With the current proliferation of public networking sites stating they OWN your
content in perpetuity, and the concept of copyright on the internet
being a large gray area; the question of "who owns what" is valid.

 My understanding is content created by the
website owners specifically designed for the use of or by the owner and
their visitors is "private" information and therefore may be
copyrighted. The process of filing a copyright for content contributed
by visitors to a website would be expensive and daunting.

Additionally content contributed by visitors
to a website is public information, according to my understanding. This
WILL go to a court of law to be decided.

Social networking sites are in the process of legal battles which involve YOU – as a contributer. Caveat: Be careful what you post and where – you may not own that information and it may come back to haunt you in the future.

How much content
of a post from one site may be copied without giving the original site
credit and without violating copyrights? The answer is not one word.

Courvo gave credit to V123 and mentioned them prominently. Although
Dave did not follow through with a WRITTEN request and release of the
posts content, he would, in a court of law and under current copyright
laws prevail due to this proper presentation. He did not claim the
content was his own and gave the websites owners credit.


Later Thursday, FaceBook made a big decision about content posted by it's subscribers, which Frank duly notes:


This evening
Facebook, an online social networking site, did a double take on their
new rules which stated the company owned the content you post forever.
Facebook now admits it does not own contributer posted content and is
currently attempting to rewrite their agreements to reflect the double
take.

Faced with hundreds of thousands of angry online participants and
several potential class action lawsuits; Facebook hired attorneys to
investigate their position on the matter and through their research
found the new rules for the site were potentially damaging.

Prior to this action other social networking websites were
contemplating a similar clause in their agreements with respective
online communities.

_________________________

But maybe the most fun response, came from my friend John Pozadzides, author of OneMansBlog. I'm reprinting it here, even though it appears in the "comment" section of the previous article.


DAMMIT! That makes me hot!

You should tell those morons a few things…
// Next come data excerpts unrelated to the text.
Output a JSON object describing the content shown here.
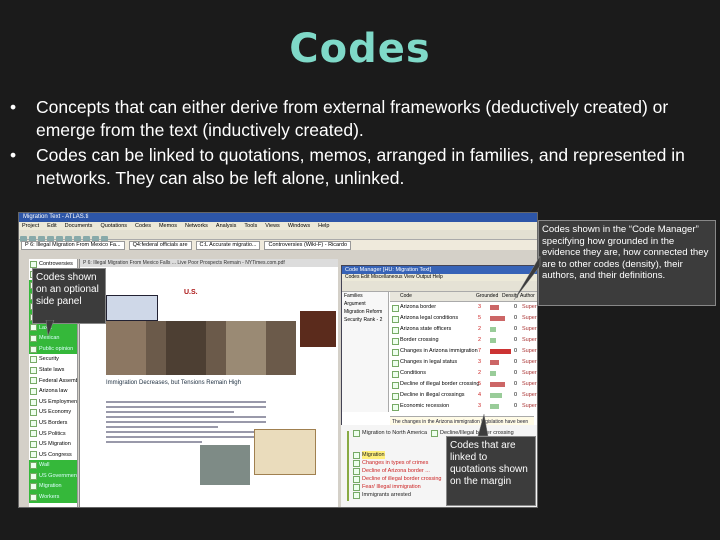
{
  "slide": {
    "title": "Codes",
    "bullets": [
      "Concepts that can either derive from external frameworks (deductively created) or emerge from the text (inductively created).",
      "Codes can be linked to quotations, memos, arranged in families, and represented in networks. They can also be left alone, unlinked."
    ],
    "bullet_symbol": "•"
  },
  "callouts": {
    "side_panel": "Codes shown on an optional side panel",
    "code_manager": "Codes shown in the “Code Manager” specifying how grounded in the evidence they are, how connected they are to other codes (density), their authors, and their definitions.",
    "margin": "Codes that are linked to quotations shown on the margin"
  },
  "screenshot": {
    "window_title": "Migration Text - ATLAS.ti",
    "menu": [
      "Project",
      "Edit",
      "Documents",
      "Quotations",
      "Codes",
      "Memos",
      "Networks",
      "Analysis",
      "Tools",
      "Views",
      "Windows",
      "Help"
    ],
    "doc_selectors": [
      "P 6: Illegal Migration From Mexico Fa...",
      "Q4:federal officials are",
      "C:L Accurate migratio...",
      "Controversies (Wiki-F) - Ricardo"
    ],
    "web_url": "P 6: Illegal Migration From Mexico Falls ... Live Poor Prospects Remain - NYTimes.com.pdf",
    "web_section": "U.S.",
    "web_headline": "Immigration Decreases, but Tensions Remain High",
    "side_codes": [
      "Controversies",
      "Dean Dibb...",
      "Border patrol...",
      "Federal agents",
      "Federal officials",
      "Illegal immigr...",
      "Lax...",
      "Mexican",
      "Public opinion",
      "Security",
      "State laws",
      "Federal Assembly",
      "Arizona law",
      "US Employment",
      "US Economy",
      "US Borders",
      "US Politics",
      "US Migration",
      "US Congress",
      "Wall",
      "US Government",
      "Migration",
      "Workers"
    ],
    "code_manager": {
      "title": "Code Manager [HU: Migration Text]",
      "menu": "Codes  Edit  Miscellaneous  View  Output  Help",
      "left_items": [
        "Families",
        "Argument",
        "Migration Reform",
        "Security Rank - 2"
      ],
      "columns": [
        "Code",
        "Grounded",
        "Density",
        "Author"
      ],
      "rows": [
        {
          "name": "Arizona border",
          "grounded": "3",
          "density": "0",
          "author": "Super",
          "bar": "#c66"
        },
        {
          "name": "Arizona legal conditions",
          "grounded": "5",
          "density": "0",
          "author": "Super",
          "bar": "#c66"
        },
        {
          "name": "Arizona state officers",
          "grounded": "2",
          "density": "0",
          "author": "Super",
          "bar": "#9c9"
        },
        {
          "name": "Border crossing",
          "grounded": "2",
          "density": "0",
          "author": "Super",
          "bar": "#9c9"
        },
        {
          "name": "Changes in Arizona immigration",
          "grounded": "7",
          "density": "0",
          "author": "Super",
          "bar": "#c33"
        },
        {
          "name": "Changes in legal status",
          "grounded": "3",
          "density": "0",
          "author": "Super",
          "bar": "#c66"
        },
        {
          "name": "Conditions",
          "grounded": "2",
          "density": "0",
          "author": "Super",
          "bar": "#9c9"
        },
        {
          "name": "Decline of illegal border crossing",
          "grounded": "5",
          "density": "0",
          "author": "Super",
          "bar": "#c66"
        },
        {
          "name": "Decline in illegal crossings",
          "grounded": "4",
          "density": "0",
          "author": "Super",
          "bar": "#9c9"
        },
        {
          "name": "Economic recession",
          "grounded": "3",
          "density": "0",
          "author": "Super",
          "bar": "#9c9"
        }
      ],
      "comment": "The changes in the Arizona immigration legislation have been reflected differently by the media."
    },
    "margin_codes": [
      "Migration to North America",
      "Decline/Illegal border crossing",
      "Migration",
      "Changes in types of crimes",
      "Decline of Arizona border ...",
      "Decline of illegal border crossing",
      "Fear/ Illegal immigration",
      "Immigrants arrested"
    ]
  }
}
1) Don't be sending robot crawlers all over the web putting load on
everyone's servers for the sake of your crappy content! The amount of
money you cost the general public vs. what you "think" you're
protecting is enormous!

2) If people legitimately quote your article and give full
attribution, you've got nothing to complain about… you FOOLS! I would
rather have people quoting me left and right all over the internet,
establishing my credibility, than have my content sit idle! THIS IS NOT
THEFT!!!

3) This is NOT a way to enhance your reputation. I can guarantee you
that if I ever had need for the services that company offered, I would
have just found reason to no longer need them.

Power to the people Dave!

John P.


Thanks John, Frank, and all the others who chimed in here and on the VO-BB!